On average, the shortest distance path is able to estimate only 39.8% of each route. Pretty poor when you consider that it is often used solely in predicting the behaviour of many individuals.

Not only this, the data shows that the shortest distance path is followed in entirety only very rare occasions. Only 5% of real journeys show a match with 90% of their equivalent shortest distance path, with this value only rising to 13% when that threshold is dropped to 75%.

**Minimising Distance**

So, do people have no consideration for distance when they route through the city? Well, no, that isn’t quite the case.

The graph below shows a scatter plot of real distances against actual distances. As you can see, the relationship and resulting R-square is pretty good.

Note: Overly long routes (three times optimal distance) have been removed.

It appears that people therefore appear to *minimise *distance – or they at least do not at least go extremely far from the minimal – but do **not **generally take the optimal shortest distance path.

This is research I’m still pulling together, but I hope this post has interest to the wider community. For anyone that is interested, do get in touch and I’ll let you know when the paper on this may be out.

Really interesting, thanks. I suspect the data is not available but one thing I would love to see some figures on is the extent to which cyclists avoid taking the shortest route due to a desire to avoid the heaviest/fastest traffic. It seems to me that safety concerns are probably more salient for cyclists than other road users and their behaviour is therefore likely to be somewhat different.

Ed – it’s really interesting you’re working with this dataset, as I work with similar (live) dataset from tracked fleet vehicles in Sydney. Seems like you’re doing really interesting work! Stumbled across your work/blog through a retweet from Toby (went to Uni with him).I’m curious as to whether you’ve considered there may be inherent bias in the dataset for this analysis – in that the Taxi drivers have a vested interest in not taking the shortest route?I’d certainly be interested to read more in the completed paper when you’ve finished it.

Hi Rich,Apologies for slow reply, I just saw this.You’re right that in principle these biases may exist, but I haven’t spotted it in the data (in the form of high use of cut-throughs, shortcuts etc). The drivers involved in this dataset are not on the meter as the company charges a fixed fee for any given origin-destination. You’d expect they’d like to complete the job quickly, in order to move onto the next job, but I wouldn’t expect they to be significantly more incentivised than the average driver.The work is just about complete but I’m also moving on to my PhD write-up, so probably won’t be out until next year. Can certainly let you know when it is though. I’d be interested to know more about your work too, if you’ve written anything up. My email is ucesejm (at) ucl (dot) ac (dot) uk.

Nice. This is specifically distance? Is there any way of looking at shortest time routes?
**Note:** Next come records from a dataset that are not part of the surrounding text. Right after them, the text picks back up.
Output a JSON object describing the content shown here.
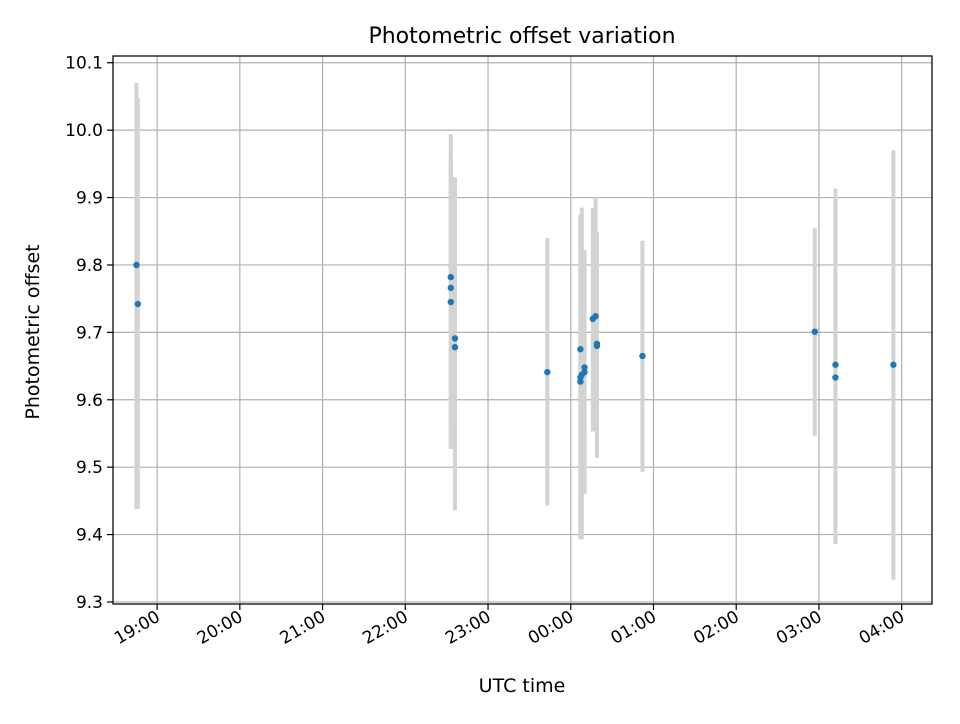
{
  "chart_data": {
    "type": "scatter",
    "title": "Photometric offset variation",
    "xlabel": "UTC time",
    "ylabel": "Photometric offset",
    "x_ticks": [
      "19:00",
      "20:00",
      "21:00",
      "22:00",
      "23:00",
      "00:00",
      "01:00",
      "02:00",
      "03:00",
      "04:00"
    ],
    "y_ticks": [
      "9.3",
      "9.4",
      "9.5",
      "9.6",
      "9.7",
      "9.8",
      "9.9",
      "10.0",
      "10.1"
    ],
    "xlim": [
      "18:28",
      "04:22"
    ],
    "ylim": [
      9.297,
      10.11
    ],
    "grid": true,
    "series": [
      {
        "color": "#1f77b4",
        "errorbar_color": "#d3d3d3",
        "points": [
          {
            "x": "18:45",
            "y": 9.8,
            "ylo": 9.438,
            "yhi": 10.07
          },
          {
            "x": "18:46",
            "y": 9.742,
            "ylo": 9.438,
            "yhi": 10.048
          },
          {
            "x": "22:33",
            "y": 9.782,
            "ylo": 9.527,
            "yhi": 9.994
          },
          {
            "x": "22:33",
            "y": 9.766,
            "ylo": 9.57,
            "yhi": 9.962
          },
          {
            "x": "22:33",
            "y": 9.745,
            "ylo": 9.527,
            "yhi": 9.95
          },
          {
            "x": "22:36",
            "y": 9.691,
            "ylo": 9.436,
            "yhi": 9.93
          },
          {
            "x": "22:36",
            "y": 9.678,
            "ylo": 9.436,
            "yhi": 9.93
          },
          {
            "x": "23:43",
            "y": 9.641,
            "ylo": 9.443,
            "yhi": 9.84
          },
          {
            "x": "00:07",
            "y": 9.675,
            "ylo": 9.393,
            "yhi": 9.874
          },
          {
            "x": "00:07",
            "y": 9.633,
            "ylo": 9.393,
            "yhi": 9.874
          },
          {
            "x": "00:07",
            "y": 9.627,
            "ylo": 9.393,
            "yhi": 9.874
          },
          {
            "x": "00:08",
            "y": 9.637,
            "ylo": 9.393,
            "yhi": 9.885
          },
          {
            "x": "00:10",
            "y": 9.648,
            "ylo": 9.46,
            "yhi": 9.822
          },
          {
            "x": "00:10",
            "y": 9.641,
            "ylo": 9.46,
            "yhi": 9.822
          },
          {
            "x": "00:16",
            "y": 9.72,
            "ylo": 9.553,
            "yhi": 9.885
          },
          {
            "x": "00:18",
            "y": 9.724,
            "ylo": 9.553,
            "yhi": 9.9
          },
          {
            "x": "00:19",
            "y": 9.68,
            "ylo": 9.514,
            "yhi": 9.848
          },
          {
            "x": "00:19",
            "y": 9.683,
            "ylo": 9.514,
            "yhi": 9.848
          },
          {
            "x": "00:52",
            "y": 9.665,
            "ylo": 9.493,
            "yhi": 9.836
          },
          {
            "x": "02:57",
            "y": 9.701,
            "ylo": 9.546,
            "yhi": 9.855
          },
          {
            "x": "03:12",
            "y": 9.652,
            "ylo": 9.386,
            "yhi": 9.913
          },
          {
            "x": "03:12",
            "y": 9.633,
            "ylo": 9.386,
            "yhi": 9.913
          },
          {
            "x": "03:54",
            "y": 9.652,
            "ylo": 9.333,
            "yhi": 9.97
          }
        ]
      }
    ]
  }
}
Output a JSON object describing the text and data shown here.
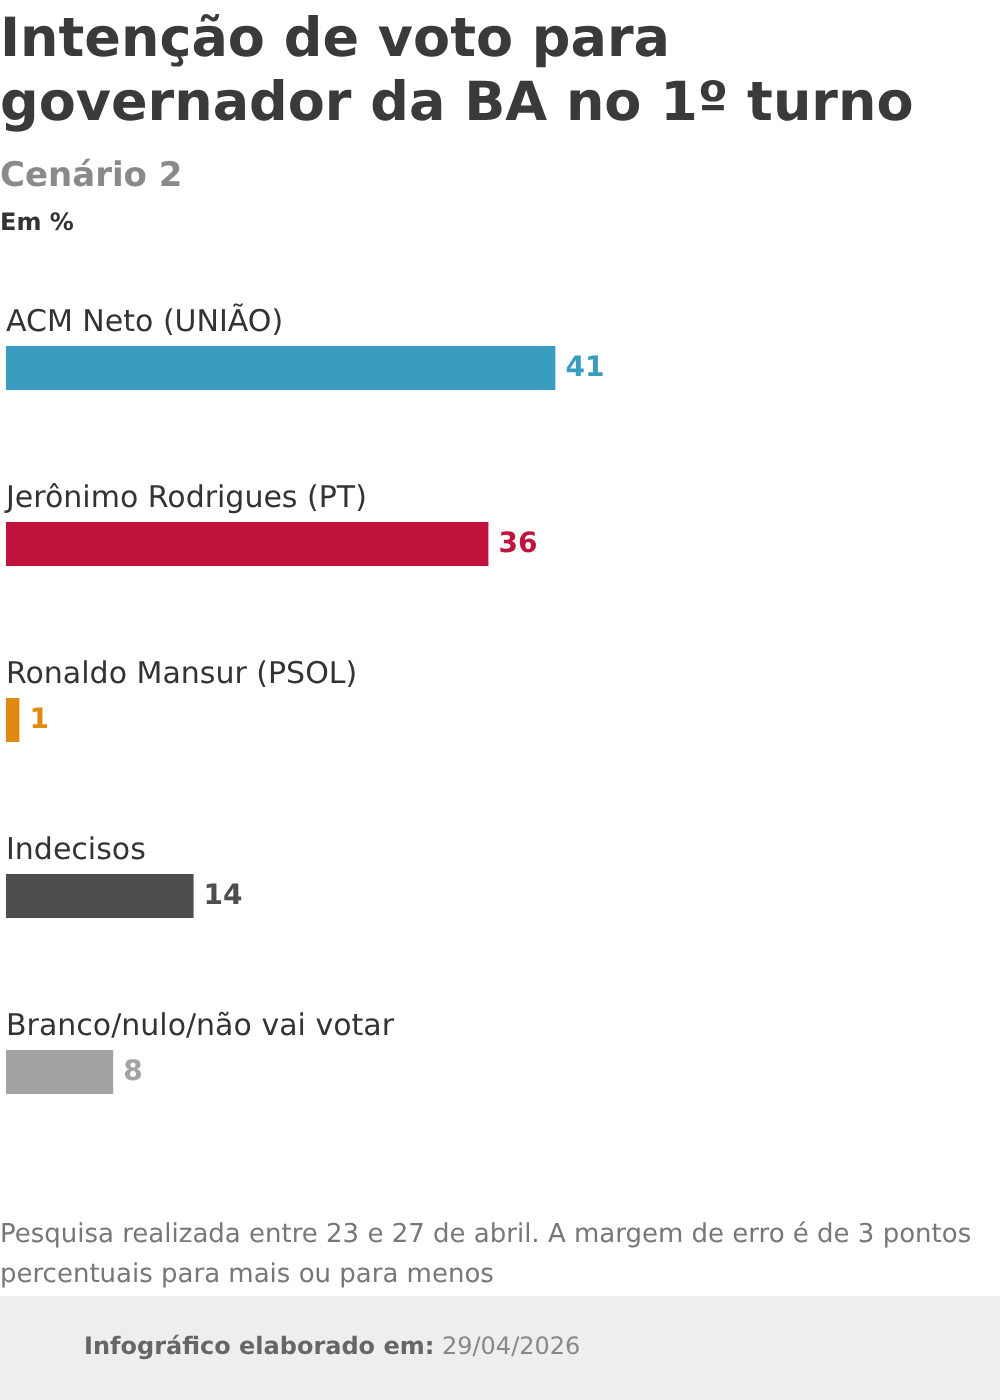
{
  "chart_data": {
    "type": "bar",
    "orientation": "horizontal",
    "title": "Intenção de voto para governador da BA no 1º turno",
    "subtitle": "Cenário 2",
    "categories": [
      "ACM Neto (UNIÃO)",
      "Jerônimo Rodrigues (PT)",
      "Ronaldo Mansur (PSOL)",
      "Indecisos",
      "Branco/nulo/não vai votar"
    ],
    "values": [
      41,
      36,
      1,
      14,
      8
    ],
    "colors": [
      "#3a9dc0",
      "#c0123c",
      "#e08a12",
      "#4e4e4e",
      "#a3a3a3"
    ],
    "data_labels": true,
    "tick_labels": "y",
    "annotations": [
      "Em %",
      "Pesquisa realizada entre 23 e 27 de abril. A margem de erro é de 3 pontos percentuais para mais ou para menos",
      "Infográfico elaborado em: 29/04/2026"
    ]
  }
}
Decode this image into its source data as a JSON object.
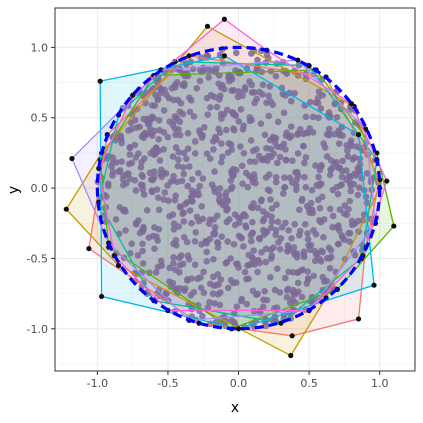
{
  "chart_data": {
    "type": "scatter",
    "xlabel": "x",
    "ylabel": "y",
    "xlim": [
      -1.3,
      1.25
    ],
    "ylim": [
      -1.3,
      1.28
    ],
    "x_ticks": [
      -1.0,
      -0.5,
      0.0,
      0.5,
      1.0
    ],
    "y_ticks": [
      -1.0,
      -0.5,
      0.0,
      0.5,
      1.0
    ],
    "x_tick_labels": [
      "-1.0",
      "-0.5",
      "0.0",
      "0.5",
      "1.0"
    ],
    "y_tick_labels": [
      "-1.0",
      "-0.5",
      "0.0",
      "0.5",
      "1.0"
    ],
    "grid": true,
    "theme": "bw",
    "points": {
      "description": "points sampled uniformly inside the unit disk",
      "count": 1000,
      "radius": 1.0,
      "color": "#7b6a96"
    },
    "unit_circle": {
      "radius": 1.0,
      "color": "#0000ff",
      "linetype": "dashed"
    },
    "polygons": [
      {
        "color": "#F8766D",
        "vertices": [
          [
            -0.93,
            0.38
          ],
          [
            -0.35,
            0.94
          ],
          [
            0.62,
            0.79
          ],
          [
            1.0,
            0.06
          ],
          [
            0.9,
            -0.42
          ],
          [
            0.85,
            -0.93
          ],
          [
            0.38,
            -1.05
          ],
          [
            -0.28,
            -0.96
          ],
          [
            -1.06,
            -0.43
          ]
        ]
      },
      {
        "color": "#C49A00",
        "vertices": [
          [
            -0.22,
            1.15
          ],
          [
            0.82,
            0.58
          ],
          [
            1.0,
            0.0
          ],
          [
            0.62,
            -0.78
          ],
          [
            0.37,
            -1.19
          ],
          [
            -0.85,
            -0.55
          ],
          [
            -1.22,
            -0.15
          ],
          [
            -0.97,
            0.25
          ]
        ]
      },
      {
        "color": "#53B400",
        "vertices": [
          [
            -0.6,
            0.8
          ],
          [
            0.55,
            0.84
          ],
          [
            0.98,
            0.25
          ],
          [
            1.1,
            -0.27
          ],
          [
            0.7,
            -0.72
          ],
          [
            -0.05,
            -1.0
          ],
          [
            -0.92,
            -0.42
          ],
          [
            -0.98,
            0.2
          ]
        ]
      },
      {
        "color": "#00C094",
        "vertices": [
          [
            -0.45,
            0.9
          ],
          [
            0.5,
            0.87
          ],
          [
            0.98,
            0.2
          ],
          [
            0.87,
            -0.5
          ],
          [
            0.3,
            -0.96
          ],
          [
            -0.6,
            -0.8
          ],
          [
            -0.99,
            -0.1
          ],
          [
            -0.85,
            0.52
          ]
        ]
      },
      {
        "color": "#00B6EB",
        "vertices": [
          [
            -0.98,
            0.76
          ],
          [
            -0.1,
            0.94
          ],
          [
            0.85,
            0.38
          ],
          [
            0.96,
            -0.69
          ],
          [
            0.0,
            -1.0
          ],
          [
            -0.97,
            -0.77
          ]
        ]
      },
      {
        "color": "#A58AFF",
        "vertices": [
          [
            -1.18,
            0.21
          ],
          [
            -0.55,
            0.84
          ],
          [
            0.42,
            0.91
          ],
          [
            0.9,
            0.42
          ],
          [
            0.97,
            -0.25
          ],
          [
            0.5,
            -0.87
          ],
          [
            -0.35,
            -0.94
          ],
          [
            -0.92,
            -0.39
          ]
        ]
      },
      {
        "color": "#FB61D7",
        "vertices": [
          [
            -0.1,
            1.2
          ],
          [
            0.2,
            0.98
          ],
          [
            0.8,
            0.6
          ],
          [
            1.05,
            0.05
          ],
          [
            0.88,
            -0.48
          ],
          [
            0.5,
            -0.87
          ],
          [
            -0.5,
            -0.87
          ],
          [
            -0.88,
            -0.48
          ],
          [
            -0.99,
            0.14
          ],
          [
            -0.75,
            0.66
          ]
        ]
      }
    ]
  }
}
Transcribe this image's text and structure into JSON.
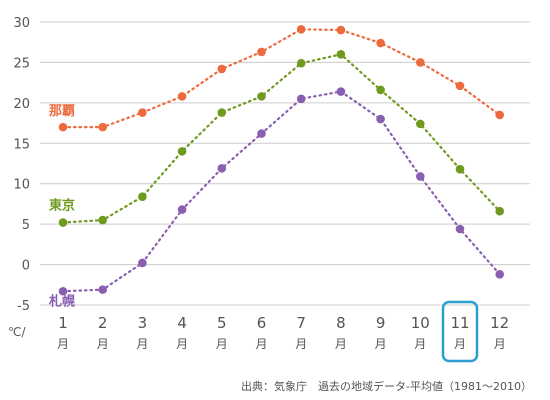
{
  "chart_data": {
    "type": "line",
    "categories": [
      "1月",
      "2月",
      "3月",
      "4月",
      "5月",
      "6月",
      "7月",
      "8月",
      "9月",
      "10月",
      "11月",
      "12月"
    ],
    "category_numbers": [
      "1",
      "2",
      "3",
      "4",
      "5",
      "6",
      "7",
      "8",
      "9",
      "10",
      "11",
      "12"
    ],
    "category_suffix": "月",
    "series": [
      {
        "name": "那覇",
        "color": "#ec6a3c",
        "values": [
          17.0,
          17.0,
          18.8,
          20.8,
          24.2,
          26.3,
          29.1,
          29.0,
          27.4,
          25.0,
          22.1,
          18.5
        ]
      },
      {
        "name": "東京",
        "color": "#6f9a1f",
        "values": [
          5.2,
          5.5,
          8.4,
          14.0,
          18.8,
          20.8,
          24.9,
          26.0,
          21.6,
          17.4,
          11.8,
          6.6
        ]
      },
      {
        "name": "札幌",
        "color": "#8a5fb0",
        "values": [
          -3.3,
          -3.1,
          0.2,
          6.8,
          11.9,
          16.2,
          20.5,
          21.4,
          18.0,
          10.9,
          4.4,
          -1.2
        ]
      }
    ],
    "ylim": [
      -5,
      30
    ],
    "y_ticks": [
      "-5",
      "0",
      "5",
      "10",
      "15",
      "20",
      "25",
      "30"
    ],
    "y_unit": "℃/",
    "highlight_category": "11月",
    "highlight_color": "#2a9fd0",
    "grid": "horizontal",
    "legend": "inline-left",
    "source": "出典：気象庁　過去の地域データ-平均値（1981～2010）"
  }
}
The hunch would be that taxi drivers know which routes are quickest, but those won’t necessarily be the shortest distance (and they may well be using their own knowledge about what routes are faster at certain times of day etc – can you track individuals to see how much their routes vary and if there’s a time of day correlation?)

Cf. Rich’s point about being incentivised to go longer routes, I suspect you’re right – better to get on the next job ASAP, hence me wondering if their optimising of time might show a stronger correlation than distance alone (dunno whether ITN speed limit data would be enough – any other way of getting data on average time for the edges?)